Вдруг, откуда ни возьмись, над ямой возникла крылатая обезьянка. Она трепыхалась и попискивала над обломками кафедры, прямо перед носом Вермахта. Вермахт отпрянул и скривился. Студенты ахнули — сперва от удивления, а потом — по другой причине: до них дошел разгоняемый крылышками обезьянки запах. От зверушки несло, как из свиного хлева. Обезьянка тем временем перекувырнулась в воздухе и нырнула в яму.

— Это и есть ваше представление о шутке? — рявкнул Вермахт на Лукина. — Эй, вы, в подержанной куртке! Откройте глаза наконец!

Лукин открыл глаза.

— Что вы…

Он запнулся: обезьянка появилась из ямы, отчаянно размахивая крылышками. В одной лапке зверушка тащила недостающую часть кафедры, в другой — упавшие бумаги. Воняла она немилосердно.

— Я тут ни при чем! — воскликнул Лукин. — Я умею только делать дыры!

Обезьянка приткнула отломанную половинку кафедры к оставшейся части, и та немедленно приросла на место. Потом она швырнула бумаги на стол, вильнула хвостом — в яме затрещало, загудело, послышалось гулкое «бум-м!», похожее на грохот захлопнувшейся двери темницы, и дыра закрылась. На ее месте по-прежнему, как и до того, как Лукин попытался колдовать, оказался гладкий каменный пол. Затем обезьянка исчезла, точно лопнувший мыльный пузырь. А вонь осталась — и кажется, даже сделалась еще невыносимее.

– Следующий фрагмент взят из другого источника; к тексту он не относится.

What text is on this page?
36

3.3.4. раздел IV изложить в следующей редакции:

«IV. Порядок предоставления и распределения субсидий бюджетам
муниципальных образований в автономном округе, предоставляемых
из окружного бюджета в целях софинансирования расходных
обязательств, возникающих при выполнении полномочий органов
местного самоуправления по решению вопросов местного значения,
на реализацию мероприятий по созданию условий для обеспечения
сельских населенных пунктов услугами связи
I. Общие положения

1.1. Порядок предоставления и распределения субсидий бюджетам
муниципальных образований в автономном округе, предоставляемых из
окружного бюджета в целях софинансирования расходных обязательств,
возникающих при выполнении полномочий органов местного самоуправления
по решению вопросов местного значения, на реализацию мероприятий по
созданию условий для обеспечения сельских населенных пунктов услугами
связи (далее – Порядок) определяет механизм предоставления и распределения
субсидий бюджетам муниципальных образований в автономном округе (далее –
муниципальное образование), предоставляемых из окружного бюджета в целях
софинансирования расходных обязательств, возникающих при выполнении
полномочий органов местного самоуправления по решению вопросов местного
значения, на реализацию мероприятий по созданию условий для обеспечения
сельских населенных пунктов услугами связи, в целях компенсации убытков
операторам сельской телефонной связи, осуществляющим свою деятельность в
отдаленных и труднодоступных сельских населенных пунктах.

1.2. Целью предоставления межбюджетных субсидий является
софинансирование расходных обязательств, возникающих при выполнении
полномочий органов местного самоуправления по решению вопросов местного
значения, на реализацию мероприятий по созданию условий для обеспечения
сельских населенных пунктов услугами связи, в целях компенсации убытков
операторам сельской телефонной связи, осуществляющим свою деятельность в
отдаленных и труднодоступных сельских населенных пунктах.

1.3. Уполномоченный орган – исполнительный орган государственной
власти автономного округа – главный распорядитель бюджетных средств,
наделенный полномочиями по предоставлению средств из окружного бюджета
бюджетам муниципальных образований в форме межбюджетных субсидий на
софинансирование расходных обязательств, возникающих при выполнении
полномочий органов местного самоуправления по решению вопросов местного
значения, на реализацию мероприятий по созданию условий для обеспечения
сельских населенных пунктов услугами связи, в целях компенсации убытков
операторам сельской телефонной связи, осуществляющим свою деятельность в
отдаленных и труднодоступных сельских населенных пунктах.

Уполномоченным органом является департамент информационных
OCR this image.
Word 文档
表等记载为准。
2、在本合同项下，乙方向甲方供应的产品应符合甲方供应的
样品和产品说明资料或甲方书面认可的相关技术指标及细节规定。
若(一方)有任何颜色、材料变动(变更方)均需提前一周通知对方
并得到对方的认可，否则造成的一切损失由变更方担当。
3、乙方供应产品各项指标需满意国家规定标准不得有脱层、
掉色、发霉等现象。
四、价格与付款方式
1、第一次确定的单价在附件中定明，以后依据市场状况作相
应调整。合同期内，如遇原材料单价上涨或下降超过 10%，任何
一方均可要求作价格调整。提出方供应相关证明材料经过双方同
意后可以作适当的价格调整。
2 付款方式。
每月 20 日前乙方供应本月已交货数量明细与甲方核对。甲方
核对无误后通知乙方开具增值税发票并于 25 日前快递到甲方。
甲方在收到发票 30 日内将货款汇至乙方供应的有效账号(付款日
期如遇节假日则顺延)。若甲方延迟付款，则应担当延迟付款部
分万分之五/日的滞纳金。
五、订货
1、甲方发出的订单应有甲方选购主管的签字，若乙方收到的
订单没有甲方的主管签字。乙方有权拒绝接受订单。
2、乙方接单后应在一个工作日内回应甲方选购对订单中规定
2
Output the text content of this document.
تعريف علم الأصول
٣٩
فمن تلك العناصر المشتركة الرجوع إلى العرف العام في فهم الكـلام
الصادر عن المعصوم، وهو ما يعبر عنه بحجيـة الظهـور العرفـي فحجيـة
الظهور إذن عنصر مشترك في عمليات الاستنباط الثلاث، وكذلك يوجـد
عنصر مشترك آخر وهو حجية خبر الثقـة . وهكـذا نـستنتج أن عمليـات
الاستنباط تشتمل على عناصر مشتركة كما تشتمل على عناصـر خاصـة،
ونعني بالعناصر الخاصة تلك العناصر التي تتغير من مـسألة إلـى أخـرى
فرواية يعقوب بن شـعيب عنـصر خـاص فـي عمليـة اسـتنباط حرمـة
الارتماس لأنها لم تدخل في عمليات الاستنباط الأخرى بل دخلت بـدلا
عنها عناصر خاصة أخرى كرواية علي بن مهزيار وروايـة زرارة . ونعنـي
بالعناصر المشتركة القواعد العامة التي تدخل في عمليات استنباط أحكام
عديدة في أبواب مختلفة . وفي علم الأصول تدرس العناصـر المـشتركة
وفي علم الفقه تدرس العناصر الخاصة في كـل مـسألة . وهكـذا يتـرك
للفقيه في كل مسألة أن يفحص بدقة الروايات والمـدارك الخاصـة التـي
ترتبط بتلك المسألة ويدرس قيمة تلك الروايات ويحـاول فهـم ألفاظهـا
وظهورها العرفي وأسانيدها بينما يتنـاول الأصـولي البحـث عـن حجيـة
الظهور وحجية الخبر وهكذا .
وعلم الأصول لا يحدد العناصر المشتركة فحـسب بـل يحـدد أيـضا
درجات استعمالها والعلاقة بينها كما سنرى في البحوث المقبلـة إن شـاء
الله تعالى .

Ольга, которая побледнела не меньше Лукина, молча сунула ему маленький блестящий блокнотик. Лукин уставился на крохотную книжицу, которая без труда умещалась у него на ладони.

— Но я не могу взять такую вещь! Она же очень ценная!

Обложка блокнотика была из чеканного золота с драгоценными камнями.

— Можешь, можешь! — буркнула Ольга. — Держи, пригодится. Это подарок.

— Спасибо, — сказал Лукин и снова залился краской.

Вермахт громко постучал по восстановленной кафедре.

— Ну-с? Так кто же все-таки создал эту обезьяну?

Желающих признаться не нашлось. Воцарилось длительное, зловонное молчание.